Statute of Limitations for Filing a Request for a Collection Due Process Hearing
Prior to actually levying on assets to enforce collection, the Internal Revenue Service must send certain required notification. A Final Notice of Intent to Levy must be sent before an actual levy can be issued. The taxpayer has 30 days from the date contained on the Final Notice of Intent to Levy to file a Collection Due Process Appeal (normally on a Form 12153). Absent the filing of a Collection Due Process Appeal, the Internal Revenue Service can then levy on wages, bank accounts and other property at the expiration of the 30 days.
If the taxpayer timely exercises his/her right to appeal a notice of lien or notice of intent to levy, a hearing will be held before an Appeals Officer of the IRS. If the taxpayer is dissatisfied with the determination of the Appeals Officer, the taxpayer may file a request for judicial review of the Appeals Officer’s determination within 30 days of the determination. The Appeal should be made to the Tax Court if the Court would have jurisdiction of the underlying liability. If the Tax Court would not have jurisdiction of the underlying liability, the request for review should be made to the Federal District Court. If the taxpayer selects an incorrect forum, he/she has 30 days from notification of selection of an incorrect forum to file the appeal with the correct court. The statute of limitations under §§§6502 (collection), 6531 (criminal) and 6532 (other suits) is suspended during the period during which the hearing and appeals thereto are pending.
Statute of Limitations for the Right of Redemption
A right of redemption exists for certain persons after the sale of seized real property. The right of redemption must be exercised within 180 days of the sale. To redeem real property, the redeemer pays the purchaser the sum of money paid by the purchaser for the property plus interest (20% per annum).

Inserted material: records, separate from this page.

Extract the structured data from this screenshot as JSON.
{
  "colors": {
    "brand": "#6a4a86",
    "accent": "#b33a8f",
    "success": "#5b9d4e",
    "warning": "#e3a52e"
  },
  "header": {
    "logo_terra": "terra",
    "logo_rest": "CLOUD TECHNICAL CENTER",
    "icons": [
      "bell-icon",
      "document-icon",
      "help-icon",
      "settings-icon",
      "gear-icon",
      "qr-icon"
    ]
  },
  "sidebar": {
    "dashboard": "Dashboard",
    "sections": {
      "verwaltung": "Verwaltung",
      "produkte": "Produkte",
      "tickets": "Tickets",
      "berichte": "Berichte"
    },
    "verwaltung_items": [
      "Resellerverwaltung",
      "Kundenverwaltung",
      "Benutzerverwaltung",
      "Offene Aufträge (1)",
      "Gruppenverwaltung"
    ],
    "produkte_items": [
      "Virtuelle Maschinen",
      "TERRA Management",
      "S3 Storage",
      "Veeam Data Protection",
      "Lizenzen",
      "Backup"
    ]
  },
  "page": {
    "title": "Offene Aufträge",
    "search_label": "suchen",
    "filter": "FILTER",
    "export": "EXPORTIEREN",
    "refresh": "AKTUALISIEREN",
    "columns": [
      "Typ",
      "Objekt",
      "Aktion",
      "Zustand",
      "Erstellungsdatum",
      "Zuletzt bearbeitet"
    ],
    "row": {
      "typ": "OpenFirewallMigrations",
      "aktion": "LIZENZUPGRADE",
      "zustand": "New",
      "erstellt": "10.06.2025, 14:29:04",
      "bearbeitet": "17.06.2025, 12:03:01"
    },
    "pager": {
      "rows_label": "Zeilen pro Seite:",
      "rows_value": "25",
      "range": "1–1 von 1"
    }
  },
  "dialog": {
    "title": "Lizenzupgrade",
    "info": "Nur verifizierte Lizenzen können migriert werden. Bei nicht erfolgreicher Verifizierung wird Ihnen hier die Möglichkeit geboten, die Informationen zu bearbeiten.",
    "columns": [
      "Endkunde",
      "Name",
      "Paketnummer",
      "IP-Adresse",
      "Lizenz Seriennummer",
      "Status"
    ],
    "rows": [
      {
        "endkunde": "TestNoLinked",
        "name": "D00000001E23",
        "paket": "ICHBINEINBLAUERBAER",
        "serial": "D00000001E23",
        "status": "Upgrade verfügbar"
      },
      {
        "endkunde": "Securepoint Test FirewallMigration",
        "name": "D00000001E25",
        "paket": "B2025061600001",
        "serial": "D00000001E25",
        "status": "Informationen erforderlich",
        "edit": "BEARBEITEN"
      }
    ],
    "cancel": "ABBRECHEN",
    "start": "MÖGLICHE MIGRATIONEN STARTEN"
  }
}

Statute of Limitations for Appealing a Default or Termination of an Installment Payment Agreement
The IRS must notify taxpayers 30 days before altering, modifying or terminating any installment agreement for any reason unless the collection of tax is determined to be in jeopardy. The IRS must include in the notification an explanation of why the IRS intends to take this action. The taxpayer has the right to file an appeal of the IRS alteration or termination within 30 days of the notice.
Statute of Limitations for Appealing a Rejected Offer in Compromise
If the IRS rejects an Offer in Compromise, the taxpayer has 30 days to file an appeal to the Appeals Division. However, there is no 30 day appeal right for a returned or defaulted offer.